Viaggio nella Casa Exodus di Caccuri
Per cui quando il presidente del Gruppo Pubbliemme-LaC, Domenico Maduli, ha espresso il desiderio di fare un giro nel territorio per conoscere meglio le realtà meno conosciute, a me è sembrata una buona idea. Un viaggio in tre tappe appena concluso, nella Calabria che reagisce, che lotta e non si arrende.

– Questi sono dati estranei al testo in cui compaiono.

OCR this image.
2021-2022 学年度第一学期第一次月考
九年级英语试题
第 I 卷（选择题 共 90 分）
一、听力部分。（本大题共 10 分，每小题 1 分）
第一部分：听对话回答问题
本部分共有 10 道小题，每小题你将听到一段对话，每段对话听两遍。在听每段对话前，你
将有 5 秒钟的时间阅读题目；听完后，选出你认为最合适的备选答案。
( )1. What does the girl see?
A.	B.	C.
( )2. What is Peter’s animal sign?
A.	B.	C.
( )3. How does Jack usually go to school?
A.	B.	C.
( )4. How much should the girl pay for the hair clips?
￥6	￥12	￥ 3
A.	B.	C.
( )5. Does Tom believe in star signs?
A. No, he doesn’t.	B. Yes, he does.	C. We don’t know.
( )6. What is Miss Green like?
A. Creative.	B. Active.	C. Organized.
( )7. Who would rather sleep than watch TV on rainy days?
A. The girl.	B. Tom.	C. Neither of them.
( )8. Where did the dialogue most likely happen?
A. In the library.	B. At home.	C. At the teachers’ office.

Le emozioni sono state tante. Alcune molto forti. Ad esempio quella di guardare negli occhi un ragazzo di 22 anni, ospite della Casa Exodus di Caccuri, un tempo definite comunità di accoglienza per i giovani con dipendenze da droghe. Il ragazzo ci raccontava, a tavola mentre pranzavamo insieme con i ragazzi della comunità, come è finito lì, la sua terribile esperienza in carcere, la voglia di rinascere, il desiderio di non vedere mai più le lacrime della mamma disperata. «Ma ora mi sento rinato, ho 22 anni, voglio vivere la vita, voglio essere libero da ogni dipendenza e da ogni sofferenza. Voglio lottare».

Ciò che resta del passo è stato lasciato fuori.